A **Grothendieck 2-topos** is a 2-category that is equivalent to the 2-category of 2-sheaves (aka stacks) on some 2-site. More generally, a Grothendieck $n$-topos is an $n$-category that is equivalent to the $n$-category of $n$-sheaves on some $n$-site (for $n\le 2$); see truncated 2-topos.

The 2-Giraud theorem due to StreetCBS characterizes Grothendieck $n$-toposes as the infinitary n-pretoposes having a small eso-generating set of objects.

The most familiar Grothendieck 2-toposes are those of 2-sheaves on a 1-site.
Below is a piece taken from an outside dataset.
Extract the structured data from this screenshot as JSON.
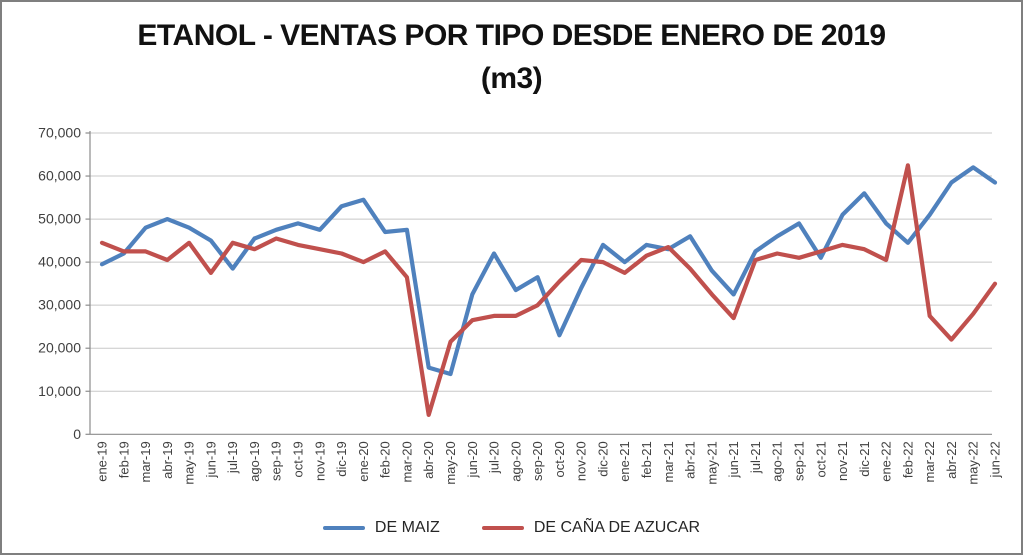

Even 2-presheaves on a 2-category that is not a 1-category can exhibit unexpected behavior; for instance they do not in general have cores or opposites. (2-presheaves on a (2,1)-category do have cores and opposites, though.)
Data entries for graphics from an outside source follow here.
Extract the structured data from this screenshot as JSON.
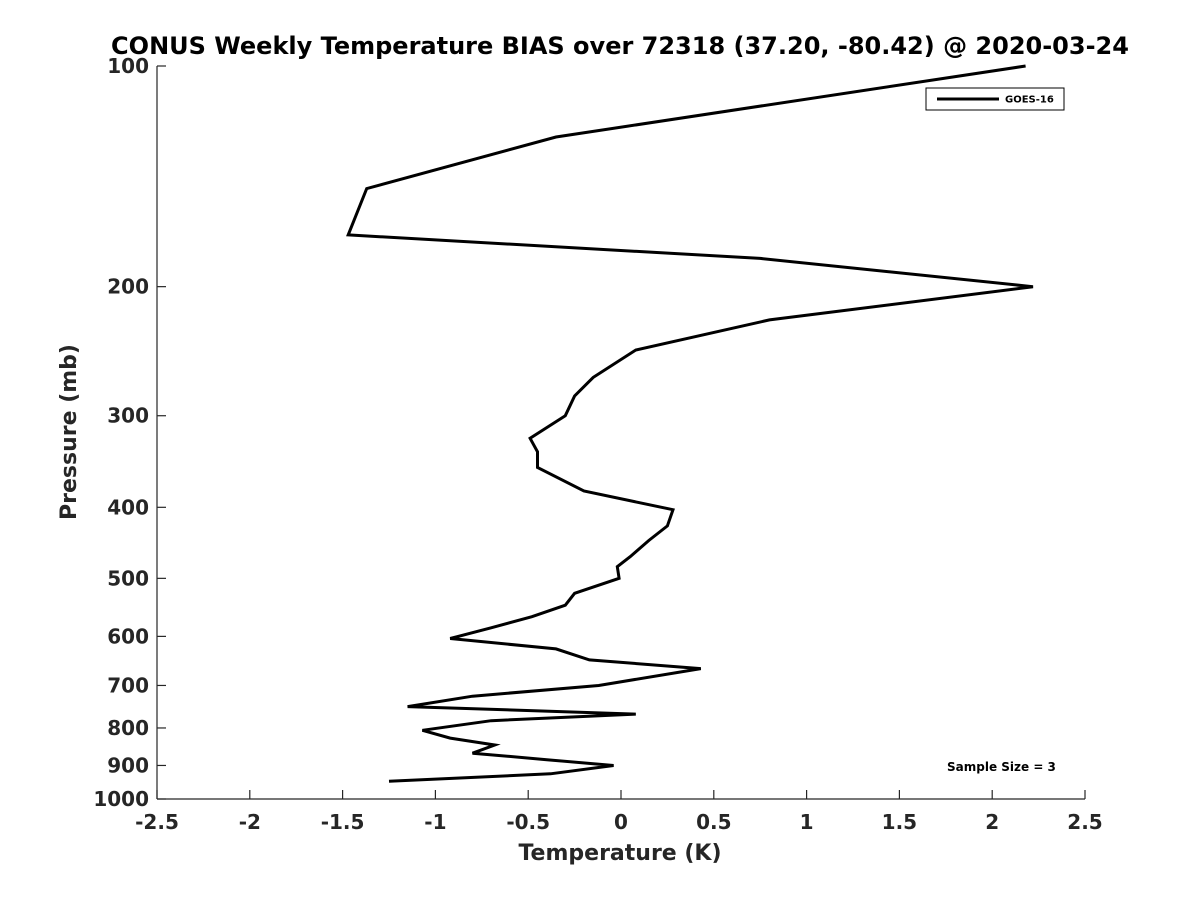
{
  "chart_data": {
    "type": "line",
    "title": "CONUS Weekly Temperature BIAS over 72318 (37.20, -80.42) @ 2020-03-24",
    "xlabel": "Temperature (K)",
    "ylabel": "Pressure (mb)",
    "xlim": [
      -2.5,
      2.5
    ],
    "ylim": [
      100,
      1000
    ],
    "y_scale": "log",
    "y_reversed": true,
    "x_ticks": [
      "-2.5",
      "-2",
      "-1.5",
      "-1",
      "-0.5",
      "0",
      "0.5",
      "1",
      "1.5",
      "2",
      "2.5"
    ],
    "y_ticks": [
      "100",
      "200",
      "300",
      "400",
      "500",
      "600",
      "700",
      "800",
      "900",
      "1000"
    ],
    "grid": false,
    "legend_position": "top-right",
    "series": [
      {
        "name": "GOES-16",
        "color": "#000000",
        "points": [
          [
            2.18,
            100
          ],
          [
            -0.35,
            125
          ],
          [
            -1.37,
            147
          ],
          [
            -1.47,
            170
          ],
          [
            0.75,
            183
          ],
          [
            2.22,
            200
          ],
          [
            0.8,
            222
          ],
          [
            0.08,
            244
          ],
          [
            -0.15,
            266
          ],
          [
            -0.25,
            282
          ],
          [
            -0.3,
            300
          ],
          [
            -0.49,
            322
          ],
          [
            -0.45,
            336
          ],
          [
            -0.45,
            353
          ],
          [
            -0.2,
            380
          ],
          [
            0.28,
            403
          ],
          [
            0.25,
            424
          ],
          [
            0.15,
            444
          ],
          [
            0.05,
            467
          ],
          [
            -0.02,
            482
          ],
          [
            -0.01,
            500
          ],
          [
            -0.25,
            524
          ],
          [
            -0.3,
            544
          ],
          [
            -0.48,
            564
          ],
          [
            -0.7,
            584
          ],
          [
            -0.92,
            604
          ],
          [
            -0.35,
            624
          ],
          [
            -0.17,
            646
          ],
          [
            0.43,
            664
          ],
          [
            -0.12,
            700
          ],
          [
            -0.8,
            724
          ],
          [
            -1.15,
            748
          ],
          [
            0.08,
            766
          ],
          [
            -0.7,
            782
          ],
          [
            -1.07,
            806
          ],
          [
            -0.92,
            826
          ],
          [
            -0.68,
            844
          ],
          [
            -0.8,
            866
          ],
          [
            -0.4,
            884
          ],
          [
            -0.04,
            900
          ],
          [
            -0.38,
            924
          ],
          [
            -1.25,
            946
          ]
        ]
      }
    ],
    "annotations": [
      "Sample Size = 3"
    ]
  }
}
The 2-Giraud theorem implies that if $K$ is a Grothendieck 2-topos, so is ${K}^{\mathrm{co}}$. In the case of 2-presheaves, we can identify this as:

$$[C,\mathrm{Cat}{]}^{\mathrm{co}}\simeq [{C}^{\mathrm{co}},{\mathrm{Cat}}^{\mathrm{co}}]\simeq [{C}^{\mathrm{co}},\mathrm{Cat}]$$

since we have $(-{)}^{\mathrm{op}}:{\mathrm{Cat}}^{\mathrm{co}}\simeq \mathrm{Cat}$. In other words, the “2-topos of presheaves” functor from 2-categories to 2-toposes preserves the 2-cell-dual involution. Another way to say this is that only for 2-sheaves on a (2,1)-category is “oppositization” an *endofunctor*; in other cases “passage to opposites” means passage to a different 2-topos.